Sustainability doesn’t come without its obstacles. Earlier this year, Etihad Airways operated a flight between Abu Dhabi and Brisbane without any single-use plastics. According to Linda Celestino, VP Guest Services and Delivery, Etihad Airways, some of the alternatives – headphones in a brown paper bag, for instance – weren’t very attractive. “We’ve got to push the industry for completely biodegradable plastic products so that we can maintain a level of aesthetic,” she said.

“We’ve got to push the industry for completely biodegradable plastic products so that we can maintain a level of aesthetic” – Linda Celestino, Etihad Airways.

When asked about the financial implications of the flight, Celestino said swapping non-plastic items into the cabin increased the cost of the products by 25-30 percent. But Vladislav Voron, product manager, Leisure and Smart Solutions at Spiriant, argued the key to managing costs is to innovate according to the mantra “reduce, reuse, recycle,” using the spork – a piece of cutlery combining both a spoon and a fork – as an example.

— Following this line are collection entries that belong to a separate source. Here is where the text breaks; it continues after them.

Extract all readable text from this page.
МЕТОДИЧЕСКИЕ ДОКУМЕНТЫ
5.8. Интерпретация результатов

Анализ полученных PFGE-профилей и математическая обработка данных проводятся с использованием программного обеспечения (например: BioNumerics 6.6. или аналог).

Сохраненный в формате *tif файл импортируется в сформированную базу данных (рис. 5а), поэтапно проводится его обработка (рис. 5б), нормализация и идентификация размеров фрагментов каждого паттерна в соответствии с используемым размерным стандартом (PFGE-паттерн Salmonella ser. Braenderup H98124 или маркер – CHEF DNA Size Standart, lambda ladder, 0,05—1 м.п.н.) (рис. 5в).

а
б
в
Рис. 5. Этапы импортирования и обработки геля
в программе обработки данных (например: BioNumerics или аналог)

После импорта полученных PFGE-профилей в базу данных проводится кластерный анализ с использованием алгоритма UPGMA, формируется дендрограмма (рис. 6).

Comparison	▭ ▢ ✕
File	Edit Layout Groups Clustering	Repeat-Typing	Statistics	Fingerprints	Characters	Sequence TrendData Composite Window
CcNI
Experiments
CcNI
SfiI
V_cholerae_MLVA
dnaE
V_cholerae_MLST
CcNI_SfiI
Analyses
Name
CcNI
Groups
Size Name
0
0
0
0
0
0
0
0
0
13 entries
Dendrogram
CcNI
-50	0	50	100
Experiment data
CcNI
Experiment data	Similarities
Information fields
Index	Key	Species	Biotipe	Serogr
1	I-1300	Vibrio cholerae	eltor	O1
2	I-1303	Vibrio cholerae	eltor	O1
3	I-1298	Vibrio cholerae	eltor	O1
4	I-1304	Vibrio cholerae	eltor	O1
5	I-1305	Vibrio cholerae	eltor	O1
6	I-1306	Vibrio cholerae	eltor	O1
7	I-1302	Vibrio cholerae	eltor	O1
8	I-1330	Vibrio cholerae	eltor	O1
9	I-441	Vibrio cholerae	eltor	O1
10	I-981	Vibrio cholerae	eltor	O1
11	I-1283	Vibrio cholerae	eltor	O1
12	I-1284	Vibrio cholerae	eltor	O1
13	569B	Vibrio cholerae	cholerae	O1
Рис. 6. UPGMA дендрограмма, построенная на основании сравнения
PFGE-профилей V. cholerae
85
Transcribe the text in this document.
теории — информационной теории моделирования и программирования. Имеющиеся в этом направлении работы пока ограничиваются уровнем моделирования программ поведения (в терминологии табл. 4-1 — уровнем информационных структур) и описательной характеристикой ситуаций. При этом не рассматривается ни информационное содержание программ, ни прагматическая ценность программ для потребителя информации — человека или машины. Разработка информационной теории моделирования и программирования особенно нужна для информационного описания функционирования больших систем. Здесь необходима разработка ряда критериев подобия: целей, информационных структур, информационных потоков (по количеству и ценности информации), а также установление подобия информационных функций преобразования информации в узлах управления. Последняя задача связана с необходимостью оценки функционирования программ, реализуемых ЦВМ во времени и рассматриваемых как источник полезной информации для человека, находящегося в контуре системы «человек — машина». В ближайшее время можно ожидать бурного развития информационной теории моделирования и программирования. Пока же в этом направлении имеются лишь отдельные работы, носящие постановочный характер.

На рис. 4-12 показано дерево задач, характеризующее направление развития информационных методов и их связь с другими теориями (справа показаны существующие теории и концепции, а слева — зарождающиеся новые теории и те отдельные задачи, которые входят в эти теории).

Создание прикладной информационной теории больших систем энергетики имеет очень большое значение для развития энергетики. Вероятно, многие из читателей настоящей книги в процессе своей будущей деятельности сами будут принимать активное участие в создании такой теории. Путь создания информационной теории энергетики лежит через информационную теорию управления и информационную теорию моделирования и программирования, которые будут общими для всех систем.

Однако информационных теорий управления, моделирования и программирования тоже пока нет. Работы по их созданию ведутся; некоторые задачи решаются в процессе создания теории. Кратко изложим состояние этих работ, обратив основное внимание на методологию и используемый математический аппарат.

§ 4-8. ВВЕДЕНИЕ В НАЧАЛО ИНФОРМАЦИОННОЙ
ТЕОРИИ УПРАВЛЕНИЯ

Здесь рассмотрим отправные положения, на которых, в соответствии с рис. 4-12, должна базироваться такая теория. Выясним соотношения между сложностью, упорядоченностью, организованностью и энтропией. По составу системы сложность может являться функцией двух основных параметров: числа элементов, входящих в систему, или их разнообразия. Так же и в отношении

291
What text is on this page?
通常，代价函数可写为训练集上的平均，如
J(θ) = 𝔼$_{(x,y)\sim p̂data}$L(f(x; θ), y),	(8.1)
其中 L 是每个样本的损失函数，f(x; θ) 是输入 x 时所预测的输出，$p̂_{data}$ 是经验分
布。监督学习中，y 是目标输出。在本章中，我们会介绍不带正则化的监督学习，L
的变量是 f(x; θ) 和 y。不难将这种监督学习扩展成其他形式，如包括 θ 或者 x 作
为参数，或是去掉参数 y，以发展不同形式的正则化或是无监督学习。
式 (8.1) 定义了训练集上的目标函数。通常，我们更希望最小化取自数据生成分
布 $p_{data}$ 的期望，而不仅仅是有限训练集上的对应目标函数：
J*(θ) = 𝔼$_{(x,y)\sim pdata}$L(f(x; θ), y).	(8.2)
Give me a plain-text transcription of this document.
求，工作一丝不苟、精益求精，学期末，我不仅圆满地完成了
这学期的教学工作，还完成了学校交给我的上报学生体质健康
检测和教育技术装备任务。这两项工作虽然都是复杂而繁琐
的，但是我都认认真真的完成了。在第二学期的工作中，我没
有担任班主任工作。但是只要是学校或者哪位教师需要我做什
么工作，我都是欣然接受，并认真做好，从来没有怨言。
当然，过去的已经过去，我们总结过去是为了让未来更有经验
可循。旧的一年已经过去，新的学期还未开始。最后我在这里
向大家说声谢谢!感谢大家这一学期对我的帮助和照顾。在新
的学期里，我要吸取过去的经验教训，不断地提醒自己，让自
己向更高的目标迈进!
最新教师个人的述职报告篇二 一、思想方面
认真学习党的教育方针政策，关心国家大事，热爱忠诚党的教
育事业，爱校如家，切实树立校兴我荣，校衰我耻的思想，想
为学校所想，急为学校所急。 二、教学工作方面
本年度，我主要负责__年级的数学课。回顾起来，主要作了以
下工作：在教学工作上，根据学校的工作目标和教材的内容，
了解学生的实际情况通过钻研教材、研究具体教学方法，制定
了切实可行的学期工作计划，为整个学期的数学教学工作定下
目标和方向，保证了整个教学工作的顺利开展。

Stefan List, head of Cabin Market Insights at Airbus, said that moving forward there should be transparency regarding the whole life cycle of a product that could be communicated through some kind of label used industry wide. “We don’t want to be accused of greenwashing,” he said. Chen Yizhen, chief service officer for Xiamen Airlines, said the carrier is already creating new things, such as shoe bags and slippers from cabin blankets at the end of their life cycles.

The general consensus is that it’s still early days. Voron said that much like airline data, if sustainability efforts remain siloed, they won’t work in the long term. “We need regulators and politicians to participate in order to create a truly circular economy,” he claimed.